Séraphine de Senlis gehört gemeinsam mit Henri Rousseau (1844–1910) zu den bekanntesten naiven Malern Frankreichs. Sie hinterließ ein umfangreiches Werk mystisch-religiöser Prägung. Die zumeist abstrahierten floralen Motive künden von einer stark suggestiven Phantasie.
Nach dem Tod der Künstlerin erfuhr ihr Werk allgemeine Wertschätzung. Anatole Jakovsky bezeichnete die Malerin als eine der grössten naiven Maler der Welt und aller Zeiten.[1]
Die ersten von Wilhelm Uhde erworbenen Werke der Künstlerin wurden während des ersten Weltkrieges beschlagnahmt und verkauft.

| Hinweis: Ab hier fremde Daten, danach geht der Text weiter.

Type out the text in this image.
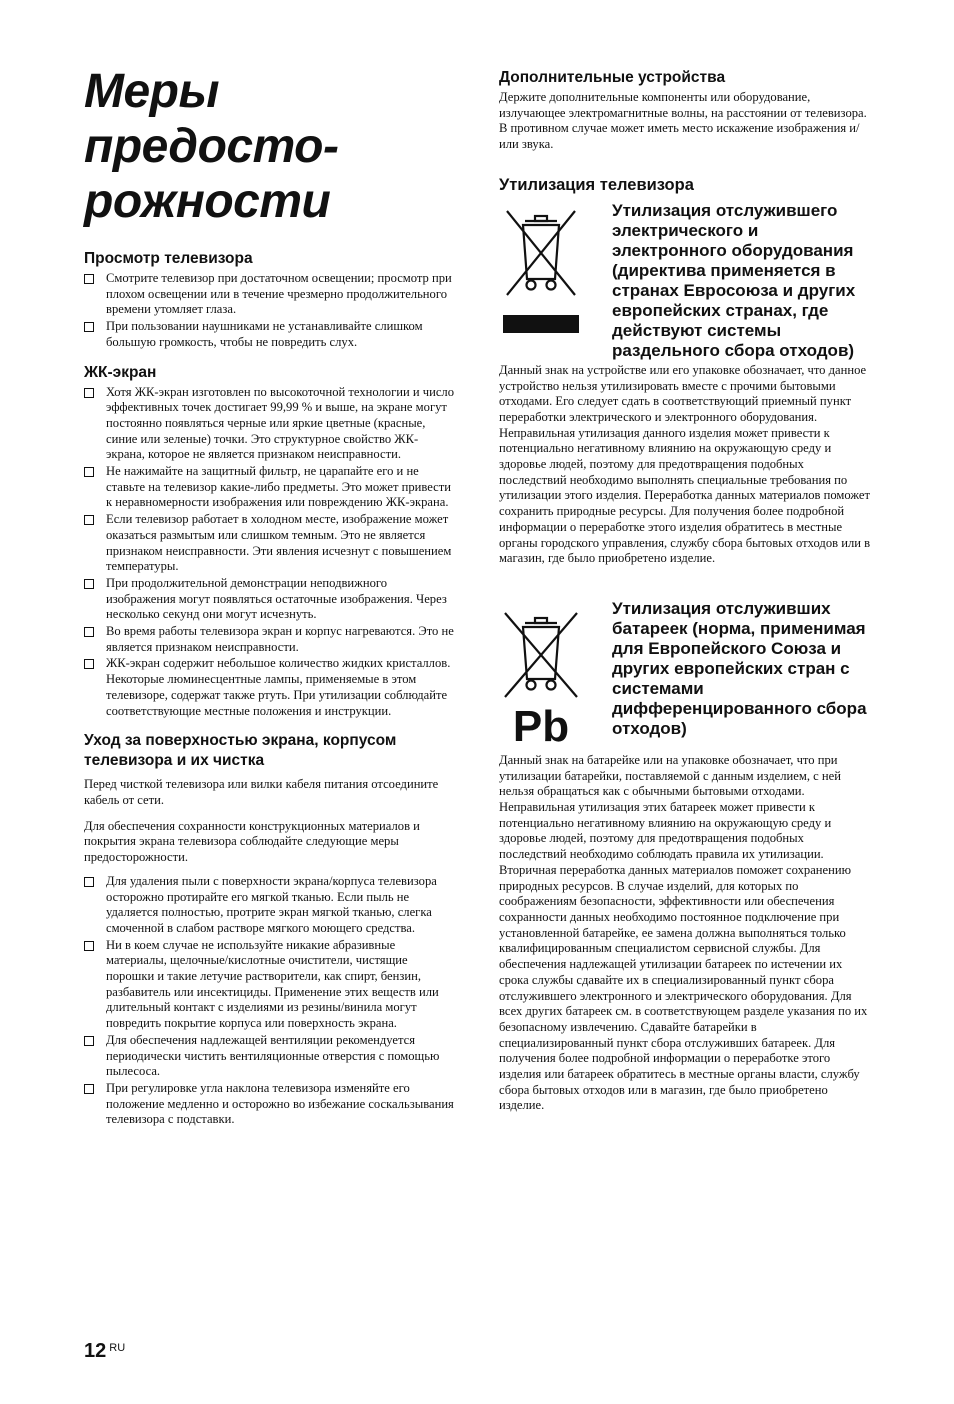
Меры
предосто-
рожности
Просмотр телевизора
Смотрите телевизор при достаточном освещении; просмотр при плохом освещении или в течение чрезмерно продолжительного времени утомляет глаза.
При пользовании наушниками не устанавливайте слишком большую громкость, чтобы не повредить слух.
ЖК-экран
Хотя ЖК-экран изготовлен по высокоточной технологии и число эффективных точек достигает 99,99 % и выше, на экране могут постоянно появляться черные или яркие цветные (красные, синие или зеленые) точки. Это структурное свойство ЖК-экрана, которое не является признаком неисправности.
Не нажимайте на защитный фильтр, не царапайте его и не ставьте на телевизор какие-либо предметы. Это может привести к неравномерности изображения или повреждению ЖК-экрана.
Если телевизор работает в холодном месте, изображение может оказаться размытым или слишком темным. Это не является признаком неисправности. Эти явления исчезнут с повышением температуры.
При продолжительной демонстрации неподвижного изображения могут появляться остаточные изображения. Через несколько секунд они могут исчезнуть.
Во время работы телевизора экран и корпус нагреваются. Это не является признаком неисправности.
ЖК-экран содержит небольшое количество жидких кристаллов. Некоторые люминесцентные лампы, применяемые в этом телевизоре, содержат также ртуть. При утилизации соблюдайте соответствующие местные положения и инструкции.
Уход за поверхностью экрана, корпусом телевизора и их чистка

Перед чисткой телевизора или вилки кабеля питания отсоедините кабель от сети.

Для обеспечения сохранности конструкционных материалов и покрытия экрана телевизора соблюдайте следующие меры предосторожности.

Для удаления пыли с поверхности экрана/корпуса телевизора осторожно протирайте его мягкой тканью. Если пыль не удаляется полностью, протрите экран мягкой тканью, слегка смоченной в слабом растворе мягкого моющего средства.
Ни в коем случае не используйте никакие абразивные материалы, щелочные/кислотные очистители, чистящие порошки и такие летучие растворители, как спирт, бензин, разбавитель или инсектициды. Применение этих веществ или длительный контакт с изделиями из резины/винила могут повредить покрытие корпуса или поверхность экрана.
Для обеспечения надлежащей вентиляции рекомендуется периодически чистить вентиляционные отверстия с помощью пылесоса.
При регулировке угла наклона телевизора изменяйте его положение медленно и осторожно во избежание соскальзывания телевизора с подставки.
Дополнительные устройства

Держите дополнительные компоненты или оборудование, излучающее электромагнитные волны, на расстоянии от телевизора. В противном случае может иметь место искажение изображения и/или звука.

Утилизация телевизора
Утилизация отслужившего электрического и электронного оборудования (директива применяется в странах Евросоюза и других европейских странах, где действуют системы раздельного сбора отходов)

Данный знак на устройстве или его упаковке обозначает, что данное устройство нельзя утилизировать вместе с прочими бытовыми отходами. Его следует сдать в соответствующий приемный пункт переработки электрического и электронного оборудования. Неправильная утилизация данного изделия может привести к потенциально негативному влиянию на окружающую среду и здоровье людей, поэтому для предотвращения подобных последствий необходимо выполнять специальные требования по утилизации этого изделия. Переработка данных материалов поможет сохранить природные ресурсы. Для получения более подробной информации о переработке этого изделия обратитесь в местные органы городского управления, службу сбора бытовых отходов или в магазин, где было приобретено изделие.

Pb
Утилизация отслуживших батареек (норма, применимая для Европейского Союза и других европейских стран с системами дифференцированного сбора отходов)

Данный знак на батарейке или на упаковке обозначает, что при утилизации батарейки, поставляемой с данным изделием, с ней нельзя обращаться как с обычными бытовыми отходами. Неправильная утилизация этих батареек может привести к потенциально негативному влиянию на окружающую среду и здоровье людей, поэтому для предотвращения подобных последствий необходимо соблюдать правила их утилизации. Вторичная переработка данных материалов поможет сохранению природных ресурсов. В случае изделий, для которых по соображениям безопасности, эффективности или обеспечения сохранности данных необходимо постоянное подключение при установленной батарейке, ее замена должна выполняться только квалифицированным специалистом сервисной службы. Для обеспечения надлежащей утилизации батареек по истечении их срока службы сдавайте их в специализированный пункт сбора отслужившего электронного и электрического оборудования. Для всех других батареек см. в соответствующем разделе указания по их безопасному извлечению. Сдавайте батарейки в специализированный пункт сбора отслуживших батареек. Для получения более подробной информации о переработке этого изделия или батареек обратитесь в местные органы власти, службу сбора бытовых отходов или в магазин, где было приобретено изделие.

12 $^{RU}$
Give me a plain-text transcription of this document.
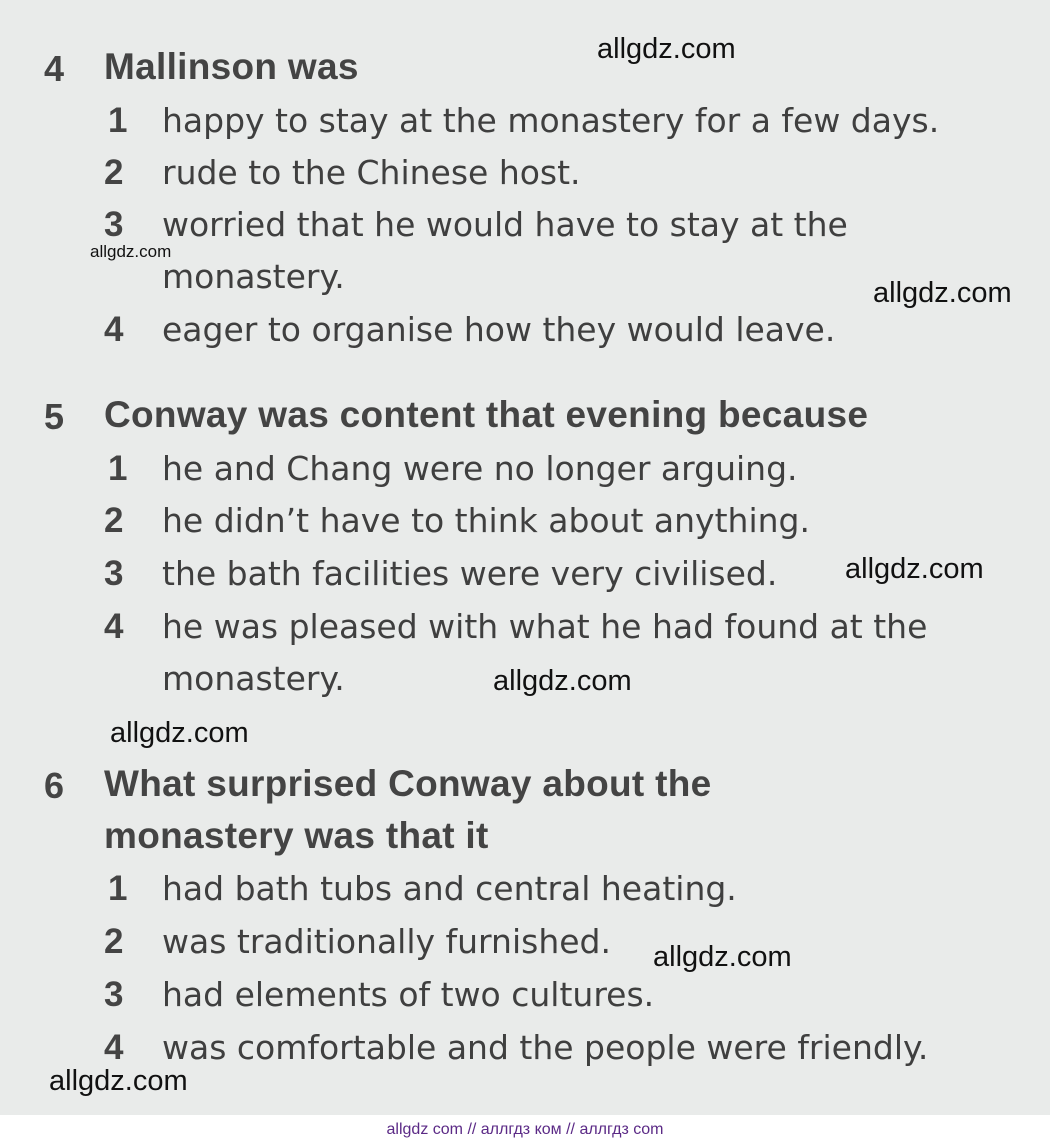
4 Mallinson was
1 happy to stay at the monastery for a few days.
2 rude to the Chinese host.
3 worried that he would have to stay at the
monastery.
4 eager to organise how they would leave.
5 Conway was content that evening because
1 he and Chang were no longer arguing.
2 he didn’t have to think about anything.
3 the bath facilities were very civilised.
4 he was pleased with what he had found at the
monastery.
6 What surprised Conway about the
monastery was that it
1 had bath tubs and central heating.
2 was traditionally furnished.
3 had elements of two cultures.
4 was comfortable and the people were friendly.
allgdz.com
allgdz.com
allgdz.com
allgdz.com
allgdz.com
allgdz.com
allgdz.com
allgdz.com
allgdz com // аллгдз ком // аллгдз com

Ihr Aufbewahrungsort ist nicht bekannt. Museen, die Gemälde der Séraphine de Senlis ausstellen, sind das Museum Charlotte Zander in Bönnigheim, mit der größten Sammlung an Arbeiten von Séraphine, das Clemens-Sels-Museum in Neuss, das Musée National d’Art Moderne in Paris (Der rote Baum, 1927/28), das Musée Maillol in Paris (7. Arrondissement), das Musée International d’Art Naif Anatole Jakovsky in Nizza, das Musée du vieux-château in Laval (Mayenne), das Musée d'art in Senlis, das Musée d'art naïf in Béraut (Gers) und das Musée d'art naïf in Vicq (Yvelines). Weitere Werke befinden sich in Privatbesitz.